Keel reached up and retrieved my hand, clasping it in his. "Mills, I knew what I was doing and what the risks were. Of course, I also never thought he'd go this far, even if he found out, but I don't blame you."

"Are you sure?" I said. "Earlier, you..."

"Stated the truth? Yes, I did. You are bad for my people, but that doesn't change us. I want to protect you, but whether I transition or not, I want to protect them too." It was easy for me to forget about Keel's lineage, because at some point I'd stopped seeing him as the prince. He wasn't royalty to me; he was just a guy I had a great, big, still mostly unrequited thing for. But when he talked like that, it slammed it all back home. He'd spent his life training for his role, so the lives and needs of his own kind would always factor in. He was honour-bound to that.

"Then why were you coaching me to kill them?" I asked.

"Because if you won't, they'll kill us. If you want to escape, you have to be prepared to do whatever it takes. Because they'll be doing whatever it takes to stop that from happening."

"Oh." After all these months and after what the king had done to Keel, the absolute ruthlessness of the Nosferatu should have sunk in and taken root in my mind, but I always underestimated their capacity for savagery. If I didn't stop doing that, it'd be the death of both of us. "So they're going to be armed?"

"Some of them, but it won't be with anything you've haven't faced already." Now I was certain almost everything Keel and I had gotten up to over the past month – from the endless magical experiments to the industrial spelunking – was in fact specialized training, cleverly dressed up as fun.

"So, no guns then?" I said, relieved. Keel had smashed and bashed all sorts of instruments of war into my magical shield, and it had withstood all of them. It could probably make short work of bullets too, but something about their speed, size and penetrative design worried me, as did the likelihood of a barrage.

"No, no guns."

"Why not?"

"Same reason you didn't hear alarms blaring when they found out we escaped," Keel said. He never seemed to tire of explaining things to me, no matter how basic. "Nothing is more important than keeping our existence secret from the prying eyes of humans, particularly human law enforcement. So no matter how bad my father wants to stop us, he's not going to order them to do anything that's going to bring attention to this place.

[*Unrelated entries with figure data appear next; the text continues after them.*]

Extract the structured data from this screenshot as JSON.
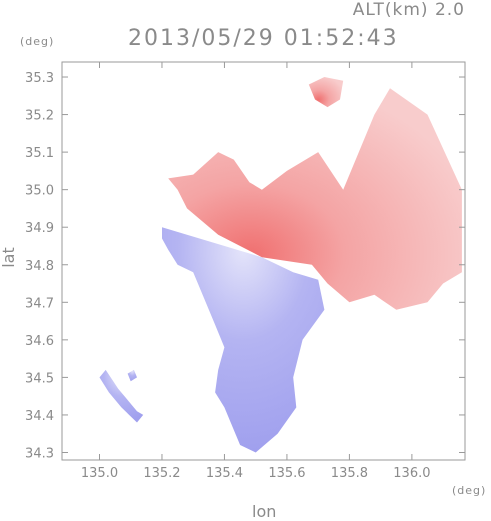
{
  "header": {
    "altitude": "ALT(km) 2.0",
    "timestamp": "2013/05/29 01:52:43"
  },
  "axes": {
    "y_unit": "(deg)",
    "x_unit": "(deg)",
    "x_label": "lon",
    "y_label": "lat"
  },
  "chart_data": {
    "type": "heatmap",
    "xlabel": "lon",
    "ylabel": "lat",
    "xlim": [
      134.88,
      136.17
    ],
    "ylim": [
      34.28,
      35.34
    ],
    "x_ticks": [
      135.0,
      135.2,
      135.4,
      135.6,
      135.8,
      136.0
    ],
    "x_tick_labels": [
      "135.0",
      "135.2",
      "135.4",
      "135.6",
      "135.8",
      "136.0"
    ],
    "y_ticks": [
      34.3,
      34.4,
      34.5,
      34.6,
      34.7,
      34.8,
      34.9,
      35.0,
      35.1,
      35.2,
      35.3
    ],
    "y_tick_labels": [
      "34.3",
      "34.4",
      "34.5",
      "34.6",
      "34.7",
      "34.8",
      "34.9",
      "35.0",
      "35.1",
      "35.2",
      "35.3"
    ],
    "radar_center": {
      "lon": 135.52,
      "lat": 34.82
    },
    "colors": {
      "receding": "#f2a0a0",
      "approaching": "#a8a8f0"
    },
    "regions": [
      {
        "name": "northeast-echo",
        "sign": "positive",
        "polygon": [
          [
            135.43,
            35.08
          ],
          [
            135.48,
            35.02
          ],
          [
            135.52,
            35.0
          ],
          [
            135.6,
            35.05
          ],
          [
            135.7,
            35.1
          ],
          [
            135.78,
            35.0
          ],
          [
            135.88,
            35.2
          ],
          [
            135.93,
            35.27
          ],
          [
            136.05,
            35.2
          ],
          [
            136.16,
            35.0
          ],
          [
            136.16,
            34.78
          ],
          [
            136.1,
            34.75
          ],
          [
            136.05,
            34.7
          ],
          [
            135.95,
            34.68
          ],
          [
            135.88,
            34.72
          ],
          [
            135.8,
            34.7
          ],
          [
            135.73,
            34.75
          ],
          [
            135.68,
            34.8
          ],
          [
            135.52,
            34.82
          ],
          [
            135.38,
            34.88
          ],
          [
            135.28,
            34.95
          ],
          [
            135.25,
            35.0
          ],
          [
            135.22,
            35.03
          ],
          [
            135.3,
            35.04
          ],
          [
            135.38,
            35.1
          ]
        ]
      },
      {
        "name": "north-cell",
        "sign": "positive",
        "polygon": [
          [
            135.67,
            35.28
          ],
          [
            135.72,
            35.3
          ],
          [
            135.78,
            35.29
          ],
          [
            135.77,
            35.24
          ],
          [
            135.73,
            35.22
          ],
          [
            135.69,
            35.24
          ]
        ]
      },
      {
        "name": "southwest-echo",
        "sign": "negative",
        "polygon": [
          [
            135.2,
            34.9
          ],
          [
            135.28,
            34.88
          ],
          [
            135.52,
            34.82
          ],
          [
            135.62,
            34.78
          ],
          [
            135.7,
            34.76
          ],
          [
            135.72,
            34.68
          ],
          [
            135.65,
            34.6
          ],
          [
            135.62,
            34.5
          ],
          [
            135.63,
            34.42
          ],
          [
            135.57,
            34.35
          ],
          [
            135.5,
            34.3
          ],
          [
            135.45,
            34.32
          ],
          [
            135.42,
            34.38
          ],
          [
            135.4,
            34.42
          ],
          [
            135.37,
            34.46
          ],
          [
            135.38,
            34.52
          ],
          [
            135.4,
            34.58
          ],
          [
            135.37,
            34.64
          ],
          [
            135.33,
            34.72
          ],
          [
            135.3,
            34.78
          ],
          [
            135.25,
            34.8
          ],
          [
            135.22,
            34.84
          ],
          [
            135.2,
            34.87
          ]
        ]
      },
      {
        "name": "island-strip",
        "sign": "negative",
        "polygon": [
          [
            135.0,
            34.5
          ],
          [
            135.02,
            34.52
          ],
          [
            135.06,
            34.47
          ],
          [
            135.12,
            34.41
          ],
          [
            135.14,
            34.4
          ],
          [
            135.12,
            34.38
          ],
          [
            135.07,
            34.42
          ],
          [
            135.03,
            34.46
          ]
        ]
      },
      {
        "name": "island-dot",
        "sign": "negative",
        "polygon": [
          [
            135.09,
            34.51
          ],
          [
            135.11,
            34.52
          ],
          [
            135.12,
            34.5
          ],
          [
            135.1,
            34.49
          ]
        ]
      }
    ]
  }
}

Even if he's mad like some of them say, he's not that mad."

"But guns can have silencers," I pointed out.

"There won't be any guns," Keel insisted. "It's not the Nosferatu way. Haven't you figured it out? We prefer our fights up close and personal."

"Okay," I said, finally. "But if not guns, what will we be facing out there?"

"The tactical team, the security force and the reserves. Good thing none of those units are used to working with one another. And while they've trained for situations like this, they've never actually faced one, and definitely not one involving magic. If we're smart and quick, we do have a chance."

"So what do we do?"

"We work together," Keel said, making it sound deceptively simple. "I'll guide you to the van, but you'll need to do exactly what I say. You'll need to trust me."